Complicated Builds? You're Doing it Wrong
Over the last couple of years, I've become a bit of a fan of the Maven build system. I generally refer to it as the worst, except for everything else.
Most developers either love it or hate it (the way anything great should be). The folks that don't like it, generally find fault because it's not a very good tool for complicated builds (most are used to tools like Ant or Gradle). The folks that love it, love it because, it's not a very good tool for complicated builds.
My personal history with build tools? I started with shell scripts, then moved to Make, followed by Ant. More recently, as stated, I've switched to Maven. The path that these tools have taken me is toward a progressively simpler way to build projects.
The first signs of a dysfunctional build:
- several build systems and/or languages are required to assemble a project
- different builds are created for different environments (test/integration/production)

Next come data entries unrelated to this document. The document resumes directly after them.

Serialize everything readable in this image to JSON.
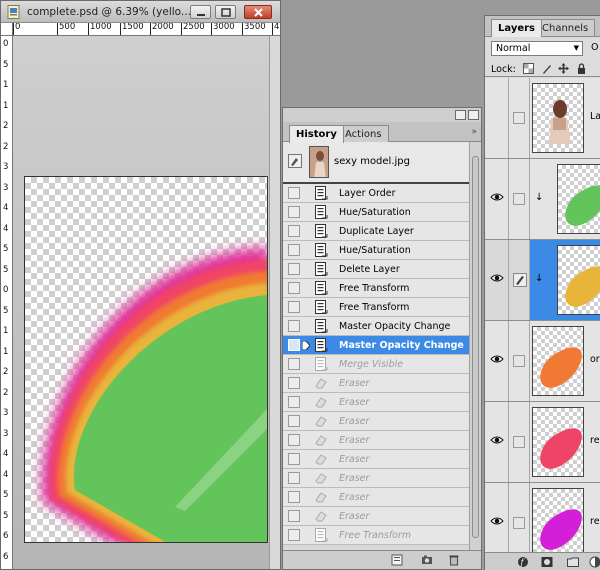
{
  "document": {
    "title": "complete.psd @ 6.39% (yello...",
    "ruler_top_labels": [
      "0",
      "500",
      "1000",
      "1500",
      "2000",
      "2500",
      "3000",
      "3500",
      "4"
    ],
    "ruler_left_labels": [
      "0",
      "5",
      "1",
      "1",
      "2",
      "2",
      "3",
      "3",
      "4",
      "4",
      "5",
      "5",
      "0",
      "5",
      "1",
      "1",
      "2",
      "2",
      "3",
      "3",
      "4",
      "4",
      "5",
      "5",
      "6",
      "6"
    ]
  },
  "history": {
    "tabs": [
      "History",
      "Actions"
    ],
    "snapshot_name": "sexy model.jpg",
    "items": [
      {
        "label": "Layer Order",
        "state": "normal"
      },
      {
        "label": "Hue/Saturation",
        "state": "normal"
      },
      {
        "label": "Duplicate Layer",
        "state": "normal"
      },
      {
        "label": "Hue/Saturation",
        "state": "normal"
      },
      {
        "label": "Delete Layer",
        "state": "normal"
      },
      {
        "label": "Free Transform",
        "state": "normal"
      },
      {
        "label": "Free Transform",
        "state": "normal"
      },
      {
        "label": "Master Opacity Change",
        "state": "normal"
      },
      {
        "label": "Master Opacity Change",
        "state": "selected"
      },
      {
        "label": "Merge Visible",
        "state": "dimmed"
      },
      {
        "label": "Eraser",
        "state": "dimmed"
      },
      {
        "label": "Eraser",
        "state": "dimmed"
      },
      {
        "label": "Eraser",
        "state": "dimmed"
      },
      {
        "label": "Eraser",
        "state": "dimmed"
      },
      {
        "label": "Eraser",
        "state": "dimmed"
      },
      {
        "label": "Eraser",
        "state": "dimmed"
      },
      {
        "label": "Eraser",
        "state": "dimmed"
      },
      {
        "label": "Eraser",
        "state": "dimmed"
      },
      {
        "label": "Free Transform",
        "state": "dimmed"
      }
    ]
  },
  "layers": {
    "tabs": [
      "Layers",
      "Channels"
    ],
    "blend_mode": "Normal",
    "opacity_label": "O",
    "lock_label": "Lock:",
    "rows": [
      {
        "name": "Lay",
        "visible": false,
        "thumb": "model",
        "selected": false,
        "clipped": false
      },
      {
        "name": "",
        "visible": true,
        "thumb": "green",
        "selected": false,
        "clipped": true
      },
      {
        "name": "",
        "visible": true,
        "thumb": "yellow",
        "selected": true,
        "clipped": true
      },
      {
        "name": "ora",
        "visible": true,
        "thumb": "orange",
        "selected": false,
        "clipped": false
      },
      {
        "name": "red",
        "visible": true,
        "thumb": "red",
        "selected": false,
        "clipped": false
      },
      {
        "name": "red",
        "visible": true,
        "thumb": "magenta",
        "selected": false,
        "clipped": false
      }
    ]
  },
  "colors": {
    "selection": "#3a8ae6",
    "band_magenta": "#e0339a",
    "band_red": "#f04466",
    "band_orange": "#f07a33",
    "band_yellow": "#e8b43a",
    "band_green": "#62c45a"
  }
}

- the build needs to be scripted
- "training" is required to build the project
- "people" need to perform several steps to build the project
- only certain people can perform the build
I will be honest. I've not only worked in all of those types of environments; I've actually been responsible for creating them too (for this, I deeply apologize to the folks who've inherited those projects).
Nowadays, I expend great effort to ensure projects follow these guidelines for build/assembly:
- only one command is required to build (one step)
- builds are declarative (there is nothing conditional in a build)
- anyone should be able to run a build (with no training)
- easy to integrate with a development environment
Several Different Build Systems and Languages?
The problems with this are pretty obvious. The solution is generally pretty difficult.
It means the entire project needs to be refactored. Most likely, the project needs to be broken up into smaller pieces. Unfortunately, it's easier said than done. But, the effort expended to simplify the build has immediate payoff and will definitely pay for itself over and over.
There is no silver bullet type advice for this because every project is different. The worst part, you'll probably need to halt development to actually get it done. This is usually a task best reserved for week-end heroics. I wish I could offer better advice but, this task will suck. Also, the longer you wait to do it, the more it's going to suck. Just do it, you know you need to.
What's Wrong with Conditions in the Build?
First, it means you are not creating the same build every time. It means not everyone is creating the same build. It makes it difficult to integrate the build system with the development environment. It lacks predictability.
The same is true regarding creating environment specific builds.
Regarding Environment Specific Builds
When this happens, it's time to take a step back and look at the big picture. If you're writing Java, most every server supports JNDI. It's not a very complicated technology and it is a much better way to manage environment specific configuration. This could mean JDBC configuration or even just paths for other configuration files. Your build could create tar files that contain environment specific configuration (hint: maven users can use the: assembly plugin). This way, you ensure that there is only one single build used everywhere.
If you aren't using Java, practically every language/platform supports something similar. Learn it, use it.
No Simple Answers
Let's face it, sometimes you'll need to do something extra with a build (like generated SOAP stubs from a WSDL, the code will need to link to). The trick, is to find a way to prevent that type of thing from complicating the build. It's going to take some effort. There is no way around it.
But, if you take the "easy way out" (I'll just launch a shell script), by complicating the build, you are going to make everyone associated with the project pay the price, perpetually.
These kind of things will happen over and over as your project grows. Don't let it happen because it's "just one little thing". Tomorrow, it'll be two little things. Later, even more. The entire process will be out of control before you know it.
The fight for simplicity should be never ending. It needs to attack every tiny little thing. Projects rarely become complex overnight.